I was delighted to see that the plants had thrived every time I checked on them for years later.
But now I am somewhat dismayed at having set into motion what seems like a huge botanical myth. I would say hoax, but certainly this was unintended.
These particular plants are not “native” to the area, certainly not native to the ledge along Route 372. But attempts by others who have encountered them to explain their presence has spawned fantastic theories of the indigenous nature of the prickly pear in Central Connecticut.(I believe are indigenous to shoreline areas in the Northeast, but not this far inland.
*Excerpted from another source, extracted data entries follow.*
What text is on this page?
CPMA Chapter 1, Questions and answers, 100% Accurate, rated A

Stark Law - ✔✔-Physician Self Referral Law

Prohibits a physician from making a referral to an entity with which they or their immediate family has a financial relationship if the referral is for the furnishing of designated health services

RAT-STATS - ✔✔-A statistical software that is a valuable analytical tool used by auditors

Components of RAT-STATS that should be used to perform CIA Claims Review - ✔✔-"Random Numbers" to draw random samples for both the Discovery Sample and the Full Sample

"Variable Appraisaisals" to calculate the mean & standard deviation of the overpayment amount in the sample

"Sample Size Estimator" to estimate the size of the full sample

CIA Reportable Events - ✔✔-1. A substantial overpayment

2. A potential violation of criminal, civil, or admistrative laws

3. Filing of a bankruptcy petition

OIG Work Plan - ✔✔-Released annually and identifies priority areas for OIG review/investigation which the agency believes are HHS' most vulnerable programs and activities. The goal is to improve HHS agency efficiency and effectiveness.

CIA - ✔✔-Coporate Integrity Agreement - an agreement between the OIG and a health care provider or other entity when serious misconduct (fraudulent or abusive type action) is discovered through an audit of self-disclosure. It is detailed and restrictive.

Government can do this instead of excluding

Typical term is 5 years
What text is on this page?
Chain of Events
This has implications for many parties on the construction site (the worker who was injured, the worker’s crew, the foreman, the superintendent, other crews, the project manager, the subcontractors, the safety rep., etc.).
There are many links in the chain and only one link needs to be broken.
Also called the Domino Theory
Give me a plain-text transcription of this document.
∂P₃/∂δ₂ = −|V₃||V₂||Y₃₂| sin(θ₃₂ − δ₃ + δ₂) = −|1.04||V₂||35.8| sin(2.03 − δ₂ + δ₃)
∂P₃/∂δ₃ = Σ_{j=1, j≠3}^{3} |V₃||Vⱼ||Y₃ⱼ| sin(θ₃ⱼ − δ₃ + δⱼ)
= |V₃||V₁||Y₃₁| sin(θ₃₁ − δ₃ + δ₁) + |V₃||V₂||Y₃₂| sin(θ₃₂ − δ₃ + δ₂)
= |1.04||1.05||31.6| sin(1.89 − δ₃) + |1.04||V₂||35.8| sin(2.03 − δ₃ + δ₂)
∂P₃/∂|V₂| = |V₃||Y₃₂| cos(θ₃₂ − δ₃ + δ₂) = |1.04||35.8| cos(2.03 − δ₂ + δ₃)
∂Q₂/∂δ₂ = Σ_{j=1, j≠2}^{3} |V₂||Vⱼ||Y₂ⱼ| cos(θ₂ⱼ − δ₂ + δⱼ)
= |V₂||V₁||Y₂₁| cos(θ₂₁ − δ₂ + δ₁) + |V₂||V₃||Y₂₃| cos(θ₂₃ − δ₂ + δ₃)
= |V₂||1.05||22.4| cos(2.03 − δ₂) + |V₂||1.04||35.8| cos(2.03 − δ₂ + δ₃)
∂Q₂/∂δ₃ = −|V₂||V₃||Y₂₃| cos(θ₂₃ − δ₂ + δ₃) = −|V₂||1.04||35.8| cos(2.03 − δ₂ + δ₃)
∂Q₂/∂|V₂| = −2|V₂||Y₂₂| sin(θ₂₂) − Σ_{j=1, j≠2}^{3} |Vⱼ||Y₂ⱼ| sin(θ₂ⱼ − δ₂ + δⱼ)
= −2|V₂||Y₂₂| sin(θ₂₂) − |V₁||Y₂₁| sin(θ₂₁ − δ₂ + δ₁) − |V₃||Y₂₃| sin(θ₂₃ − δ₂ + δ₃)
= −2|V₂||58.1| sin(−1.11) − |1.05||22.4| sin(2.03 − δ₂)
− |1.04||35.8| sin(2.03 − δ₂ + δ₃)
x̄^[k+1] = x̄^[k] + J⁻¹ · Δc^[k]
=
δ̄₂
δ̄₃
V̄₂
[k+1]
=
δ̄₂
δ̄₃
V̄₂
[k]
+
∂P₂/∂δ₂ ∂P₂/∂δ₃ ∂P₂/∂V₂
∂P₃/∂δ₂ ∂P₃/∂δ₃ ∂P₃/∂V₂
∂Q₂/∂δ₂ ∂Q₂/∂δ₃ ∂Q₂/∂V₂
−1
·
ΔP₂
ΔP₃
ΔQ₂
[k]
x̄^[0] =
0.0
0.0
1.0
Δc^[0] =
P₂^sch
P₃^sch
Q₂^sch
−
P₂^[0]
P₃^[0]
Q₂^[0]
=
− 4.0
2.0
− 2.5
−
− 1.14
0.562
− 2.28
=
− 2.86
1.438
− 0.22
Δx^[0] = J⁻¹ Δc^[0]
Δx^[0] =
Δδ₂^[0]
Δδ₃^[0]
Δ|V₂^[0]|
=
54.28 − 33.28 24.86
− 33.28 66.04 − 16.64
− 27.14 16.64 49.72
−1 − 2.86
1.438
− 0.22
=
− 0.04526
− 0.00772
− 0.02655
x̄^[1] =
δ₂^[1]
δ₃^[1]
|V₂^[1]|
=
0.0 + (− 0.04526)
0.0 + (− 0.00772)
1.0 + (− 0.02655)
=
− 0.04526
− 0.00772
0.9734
For example, I have seen them growing wild along sections of land adjacent to the New Jersey shore – at Sandy Hook, NJ)
So, in an attempt to set the record straight, the Prickly Pear Cacti along the Metacomet Trail off of Rout 372 in Plainville, and in a few other spots as well, originally came from my garden sometime in the 1980s.
For anyone skeptical of this explanation, I still have these plants in my garden and if the DNA ancestry could be traced, I will guarantee that the specimens in question are related to those in my garden.
It is a bit disconcerting to know that what I will call an “innocent experiment in public gardening” could have had such unintended consequences. I am sorry for creating such confusion, but hope that you have enjoyed discovering my secret garden.
FDeF, Bristol, CT
stanley p saysFebruary 19, 2017 at 11:57 am
I grew up in New Britain and remember hiking through the Nike base. The buildings were still up but they were a mess. It’s probably a good thing that they were demolished. It’s ironic that it took so long given all the other stuff that was demolished in New Britain that really could have been preserved. I don’t know of many municipal governments that embraced demolition as a path to greater prosperity than New Britain.
I’m sorry to hear about all the trash on trail. In my day, the drinking age was 18 and kegs were cheaper/oz and the beer was better. No one threw a keg away because the deposits were way more substantial. The police were also somewhat more tolerant of keggers. These days, you don’t want to be caught for underage drinking and unfortunately, tossing bottles is a consequence.